The swift resolution stands in contrast to the prolonged legal battles often seen in decentralized finance. ZKsync’s on-chain negotiation, undergirded by the security community at large on the Ethereum base layer, resulted in cooperation on the part of the hacker and a never-needed potential legal escalation.

They also gave thanks to other contributors such as @_SEAL_Org, @PatrickAlphaC, and @pcaversaccio for their involvement in coordinating the recovery process. The Security Council said the returned assets are in custody now while the Security Council awaits decisions by ZKsync’s governance community regarding the use of these resources.

The attacker, under the terms of the agreement, will not face any further legal or punitive action, as long as the returned funds remain intact and unused. Moreover, the hacker is required to maintain full accountability for the returned assets, ensuring that no further malicious actions are taken with the stolen funds, and reinforcing a sense of responsibility in the process.

ZKsync Preserves Protocol Integrity Following Security Breach

As the exploit was a loophole in the airdrop system, ZKsync assured that its token contracts, smart contract infrastructure, and the balances of its users were not affected. Its own pockets were spared — only unclaimed tokens from the original airdrop were impacted, which means no real users were financially harmed.

Before the hacker returned, blockchain data indicated that they had traded out around $3.5 million in ZK tokens exchanged for Ethereum in a series of transactions, raising concerns about potential permanent losses. The cooperation that followed, though, helped preserve both the platform’s integrity and its community trust.

The ZK token itself saw only a muted price uptick of 0.5% following the recovery announcement — a clear sign that the incident was headline-grabbing in nature but not enough to cause sentiment to swing significantly in either direction.

Future Of Recovered Funds To Be Decided By ZKsync Governance

But with the crisis now passed, significant choices remain. The redistribution or management of the stashed assets will be determined through the governance of ZKsync community. A forensic analysis is also underway to determine the manner of the breach and what controls will be in place to prevent similar risks in the future.

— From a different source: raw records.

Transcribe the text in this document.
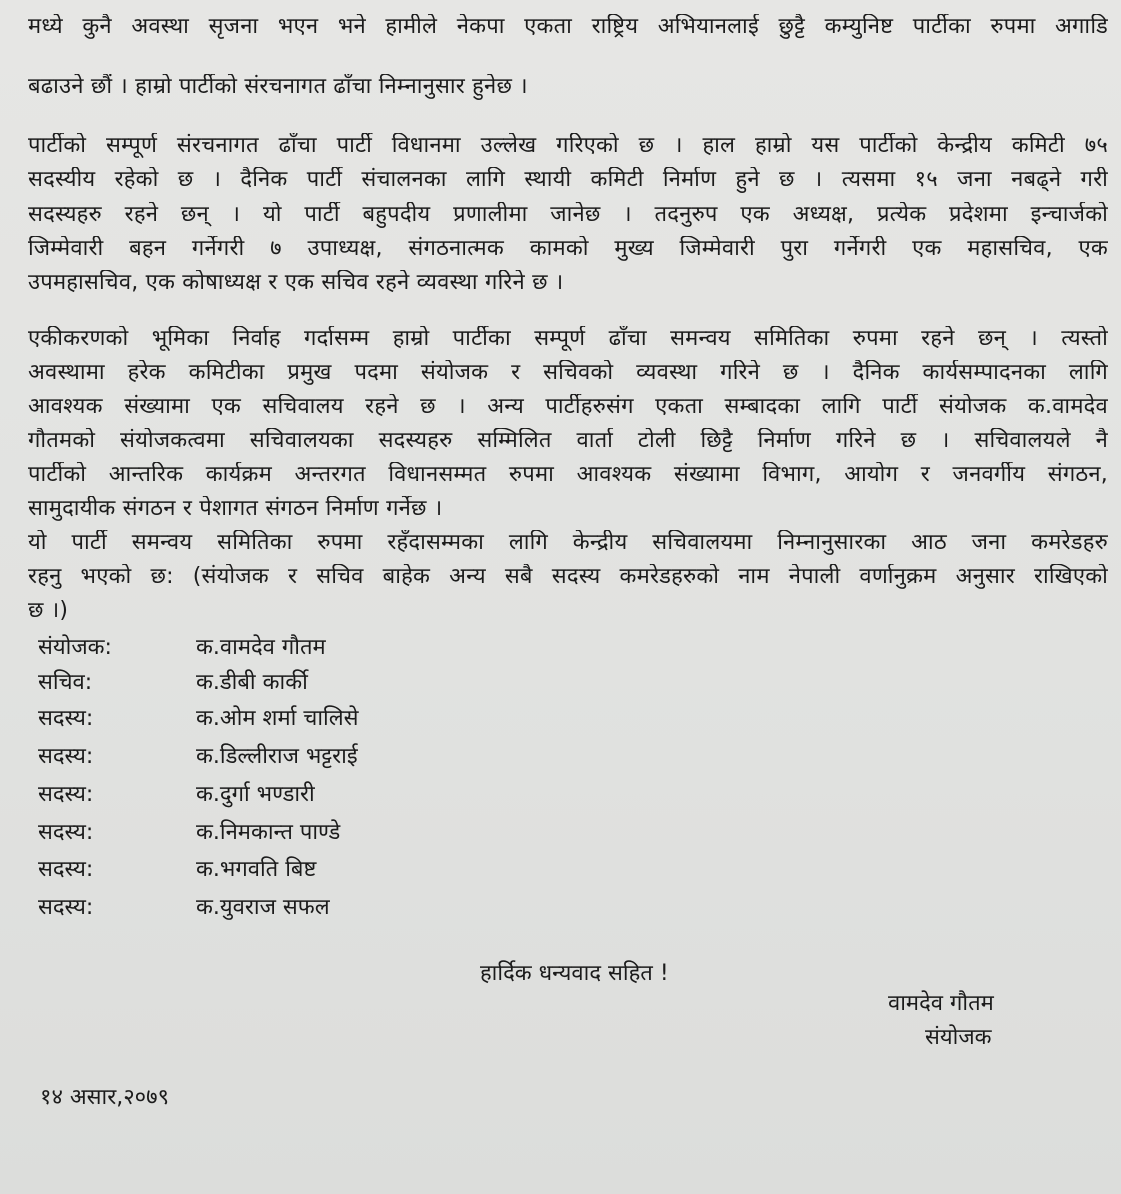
मध्ये कुनै अवस्था सृजना भएन भने हामीले नेकपा एकता राष्ट्रिय अभियानलाई छुट्टै कम्युनिष्ट पार्टीका रुपमा अगाडि
बढाउने छौं । हाम्रो पार्टीको संरचनागत ढाँचा निम्नानुसार हुनेछ ।
पार्टीको सम्पूर्ण संरचनागत ढाँचा पार्टी विधानमा उल्लेख गरिएको छ । हाल हाम्रो यस पार्टीको केन्द्रीय कमिटी ७५
सदस्यीय रहेको छ । दैनिक पार्टी संचालनका लागि स्थायी कमिटी निर्माण हुने छ । त्यसमा १५ जना नबढ्ने गरी
सदस्यहरु रहने छन् । यो पार्टी बहुपदीय प्रणालीमा जानेछ । तदनुरुप एक अध्यक्ष, प्रत्येक प्रदेशमा इन्चार्जको
जिम्मेवारी बहन गर्नेगरी ७ उपाध्यक्ष, संगठनात्मक कामको मुख्य जिम्मेवारी पुरा गर्नेगरी एक महासचिव, एक
उपमहासचिव, एक कोषाध्यक्ष र एक सचिव रहने व्यवस्था गरिने छ ।
एकीकरणको भूमिका निर्वाह गर्दासम्म हाम्रो पार्टीका सम्पूर्ण ढाँचा समन्वय समितिका रुपमा रहने छन् । त्यस्तो
अवस्थामा हरेक कमिटीका प्रमुख पदमा संयोजक र सचिवको व्यवस्था गरिने छ । दैनिक कार्यसम्पादनका लागि
आवश्यक संख्यामा एक सचिवालय रहने छ । अन्य पार्टीहरुसंग एकता सम्बादका लागि पार्टी संयोजक क.वामदेव
गौतमको संयोजकत्वमा सचिवालयका सदस्यहरु सम्मिलित वार्ता टोली छिट्टै निर्माण गरिने छ । सचिवालयले नै
पार्टीको आन्तरिक कार्यक्रम अन्तरगत विधानसम्मत रुपमा आवश्यक संख्यामा विभाग, आयोग र जनवर्गीय संगठन,
सामुदायीक संगठन र पेशागत संगठन निर्माण गर्नेछ ।
यो पार्टी समन्वय समितिका रुपमा रहँदासम्मका लागि केन्द्रीय सचिवालयमा निम्नानुसारका आठ जना कमरेडहरु
रहनु भएको छ: (संयोजक र सचिव बाहेक अन्य सबै सदस्य कमरेडहरुको नाम नेपाली वर्णानुक्रम अनुसार राखिएको
छ ।)
संयोजक:	क.वामदेव गौतम
सचिव:	क.डीबी कार्की
सदस्य:	क.ओम शर्मा चालिसे
सदस्य:	क.डिल्लीराज भट्टराई
सदस्य:	क.दुर्गा भण्डारी
सदस्य:	क.निमकान्त पाण्डे
सदस्य:	क.भगवति बिष्ट
सदस्य:	क.युवराज सफल
हार्दिक धन्यवाद सहित !
वामदेव गौतम
संयोजक
१४ असार,२०७९
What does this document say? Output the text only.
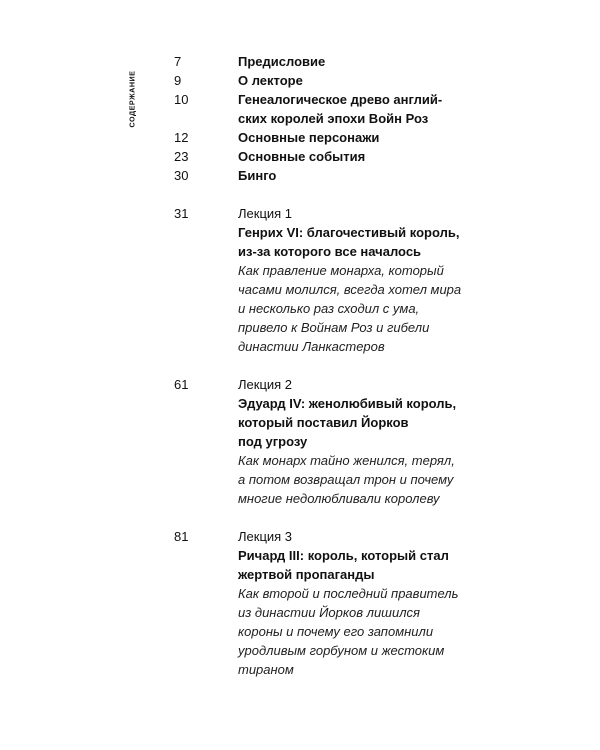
СОДЕРЖАНИЕ
7	Предисловие
9	О лекторе
10	Генеалогическое древо англий-
ских королей эпохи Войн Роз
12	Основные персонажи
23	Основные события
30	Бинго
31	Лекция 1
Генрих VI: благочестивый король,
из-за которого все началось
Как правление монарха, который
часами молился, всегда хотел мира
и несколько раз сходил с ума,
привело к Войнам Роз и гибели
династии Ланкастеров
61	Лекция 2
Эдуард IV: женолюбивый король,
который поставил Йорков
под угрозу
Как монарх тайно женился, терял,
а потом возвращал трон и почему
многие недолюбливали королеву
81	Лекция 3
Ричард III: король, который стал
жертвой пропаганды
Как второй и последний правитель
из династии Йорков лишился
короны и почему его запомнили
уродливым горбуном и жестоким
тираном
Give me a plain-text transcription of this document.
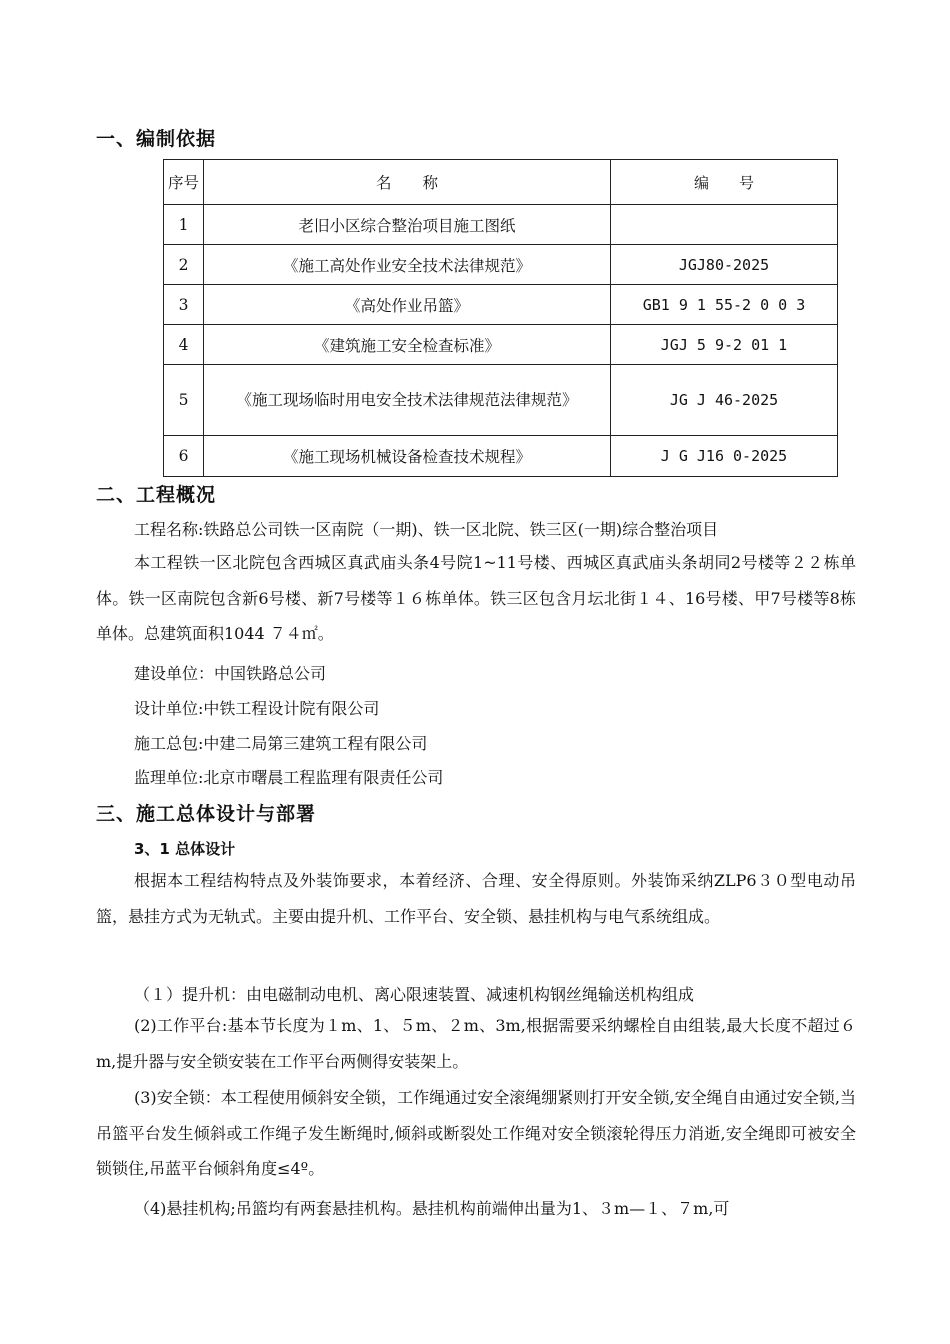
一、编制依据
序号	名　　称	编　　号
1	老旧小区综合整治项目施工图纸	
2	《施工高处作业安全技术法律规范》	JGJ80-2025
3	《高处作业吊篮》	GB1 9 1 55-2 0 0 3
4	《建筑施工安全检查标准》	JGJ 5 9-2 01 1
5	《施工现场临时用电安全技术法律规范法律规范》	JG J 46-2025
6	《施工现场机械设备检查技术规程》	J G J16 0-2025
二、工程概况
工程名称:铁路总公司铁一区南院（一期)、铁一区北院、铁三区(一期)综合整治项目

本工程铁一区北院包含西城区真武庙头条4号院1~11号楼、西城区真武庙头条胡同2号楼等２２栋单体。铁一区南院包含新6号楼、新7号楼等１６栋单体。铁三区包含月坛北街１４、16号楼、甲7号楼等8栋单体。总建筑面积1044 ７４㎡。

建设单位：中国铁路总公司
设计单位:中铁工程设计院有限公司
施工总包:中建二局第三建筑工程有限公司
监理单位:北京市曙晨工程监理有限责任公司
三、施工总体设计与部署
3、1 总体设计

根据本工程结构特点及外装饰要求，本着经济、合理、安全得原则。外装饰采纳ZLP6３０型电动吊篮，悬挂方式为无轨式。主要由提升机、工作平台、安全锁、悬挂机构与电气系统组成。

（１）提升机：由电磁制动电机、离心限速装置、减速机构钢丝绳输送机构组成

(2)工作平台:基本节长度为１m、1、５m、２m、3m,根据需要采纳螺栓自由组装,最大长度不超过６m,提升器与安全锁安装在工作平台两侧得安装架上。

(3)安全锁：本工程使用倾斜安全锁，工作绳通过安全滚绳绷紧则打开安全锁,安全绳自由通过安全锁,当吊篮平台发生倾斜或工作绳子发生断绳时,倾斜或断裂处工作绳对安全锁滚轮得压力消逝,安全绳即可被安全锁锁住,吊蓝平台倾斜角度≤4º。

（4)悬挂机构;吊篮均有两套悬挂机构。悬挂机构前端伸出量为1、３m—１、７m,可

The incident has resurrected discussions about the security of admin keys, access controls, and the need to decentralize the system for distributing tokens to high-trust venues such as airdrops.

ZKsync’s resolution is a model of transparent protocols, cooperative bounty models, and speedy communications that can turn a security crisis into an event that is manageable. In an industry in which stolen funds regularly go irretrievably missing, the case may serve as a template for future Web3 incident responses.